I have a database that is similar to the following:

create table Store(storeId)
create table Staff(storeId_fk, staff_id, staffName)
create table Item(storeId_fk, itme_id, itemName)

The Store table is large.

And I have create the following java bean

public class Store
{
    List<Staff> myStaff
    List<Item> myItem

   ....
}

public class Staff
{
    ...
}

public class Item
{
   ...
}

My question is how can I use iBatis's result map to EFFICIENTLY map from the tables to the java object?

I tried:

<resultMap id="storemap" class="my.example.Store">
  <result property="myStaff" resultMap="staffMap"/>
  <result property="myItem" result="itemMap"/>
</resultMap>

(other maps omitted)

But it's way too slow since the Store table is VERY VERY large.

I tried to follow the example in Clinton's developer guide for the N+1 solution, but I cannot warp my mind around how to use the "groupBy" for an object with 2 list...

Any help is appreciated!

+1  A: 

When you start wanting to load a graph of objects, you begin to understand why iBatis is not an ORM, just an object mapper. You are right that the recipe for loading a relation in a mapping (avoiding the N+1 problem) with iBatis's groupBy feature is difficult to generalize for your scenario. I think it could be done, but I wouldn't bother.

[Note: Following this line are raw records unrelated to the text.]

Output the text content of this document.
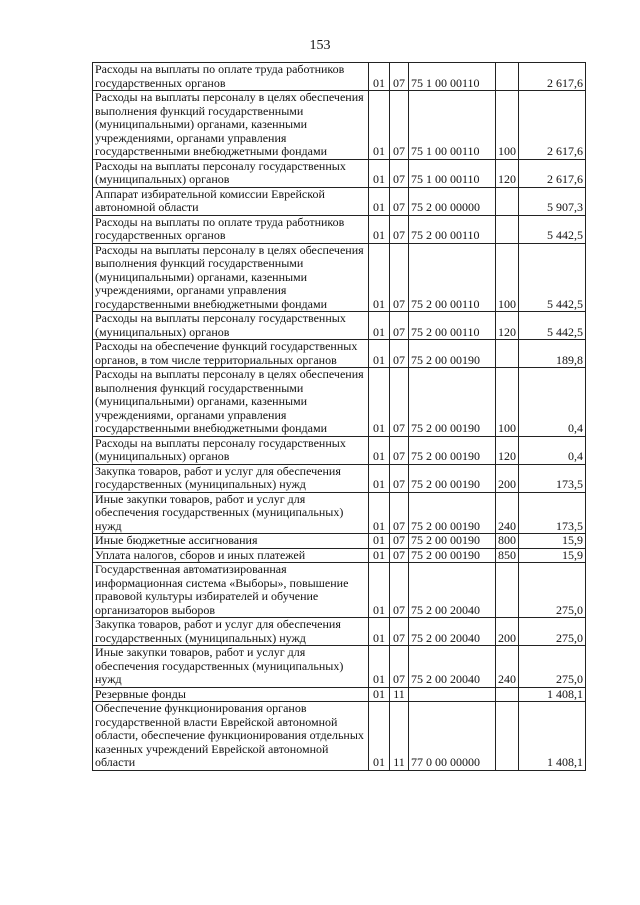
153
Расходы на выплаты по оплате труда работников государственных органов	01	07	75 1 00 00110		2 617,6
Расходы на выплаты персоналу в целях обеспечения выполнения функций государственными (муниципальными) органами, казенными учреждениями, органами управления государственными внебюджетными фондами	01	07	75 1 00 00110	100	2 617,6
Расходы на выплаты персоналу государственных (муниципальных) органов	01	07	75 1 00 00110	120	2 617,6
Аппарат избирательной комиссии Еврейской автономной области	01	07	75 2 00 00000		5 907,3
Расходы на выплаты по оплате труда работников государственных органов	01	07	75 2 00 00110		5 442,5
Расходы на выплаты персоналу в целях обеспечения выполнения функций государственными (муниципальными) органами, казенными учреждениями, органами управления государственными внебюджетными фондами	01	07	75 2 00 00110	100	5 442,5
Расходы на выплаты персоналу государственных (муниципальных) органов	01	07	75 2 00 00110	120	5 442,5
Расходы на обеспечение функций государственных органов, в том числе территориальных органов	01	07	75 2 00 00190		189,8
Расходы на выплаты персоналу в целях обеспечения выполнения функций государственными (муниципальными) органами, казенными учреждениями, органами управления государственными внебюджетными фондами	01	07	75 2 00 00190	100	0,4
Расходы на выплаты персоналу государственных (муниципальных) органов	01	07	75 2 00 00190	120	0,4
Закупка товаров, работ и услуг для обеспечения государственных (муниципальных) нужд	01	07	75 2 00 00190	200	173,5
Иные закупки товаров, работ и услуг для обеспечения государственных (муниципальных) нужд	01	07	75 2 00 00190	240	173,5
Иные бюджетные ассигнования	01	07	75 2 00 00190	800	15,9
Уплата налогов, сборов и иных платежей	01	07	75 2 00 00190	850	15,9
Государственная автоматизированная информационная система «Выборы», повышение правовой культуры избирателей и обучение организаторов выборов	01	07	75 2 00 20040		275,0
Закупка товаров, работ и услуг для обеспечения государственных (муниципальных) нужд	01	07	75 2 00 20040	200	275,0
Иные закупки товаров, работ и услуг для обеспечения государственных (муниципальных) нужд	01	07	75 2 00 20040	240	275,0
Резервные фонды	01	11			1 408,1
Обеспечение функционирования органов государственной власти Еврейской автономной области, обеспечение функционирования отдельных казенных учреждений Еврейской автономной области	01	11	77 0 00 00000		1 408,1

Usually one implements either some lazy loading here, or load explicitly the related objects. Anyway, I'm not sure what is your goal. You say "the Store table is VERY VERY large". Now, do you intend to load many Store objects? Do you really need the related objects? Ask yourself (when designing with iBatis) what would be the ideal SQL to be executed.

And don't forget that there can be different scenarios for dealing with your objects, and not necesarily all of them must use the same mappings.

For example, frequently one has two types of use cases related to the Store objects: in the first type, one needs to load the full "object graph" but only for one (or a few) root object (one Store); in the other type one must load many "Stores" (with related data) but just for some listing or report. Then, one can do different things you each kind of scenario: in the first, one loads the full object with the related objects (perhaps with lazy loading, without much worrying about N+1 problem); in the second, one does not really load full Store object graph but just some dummy StoreWithExtraData DTO object (perhaps even a plain HashMap!) which correspond to a row of the listing - and one can accomplish this, in iBatis, with an ad-hoc SQL query and mapping.

leonbloy
Thanks for your suggestion, I have rethink my problem and come up with different approach to my problem, it pretty much aligns what you suggested. I was trying to us iBatis as hibernate, but I was very wrong!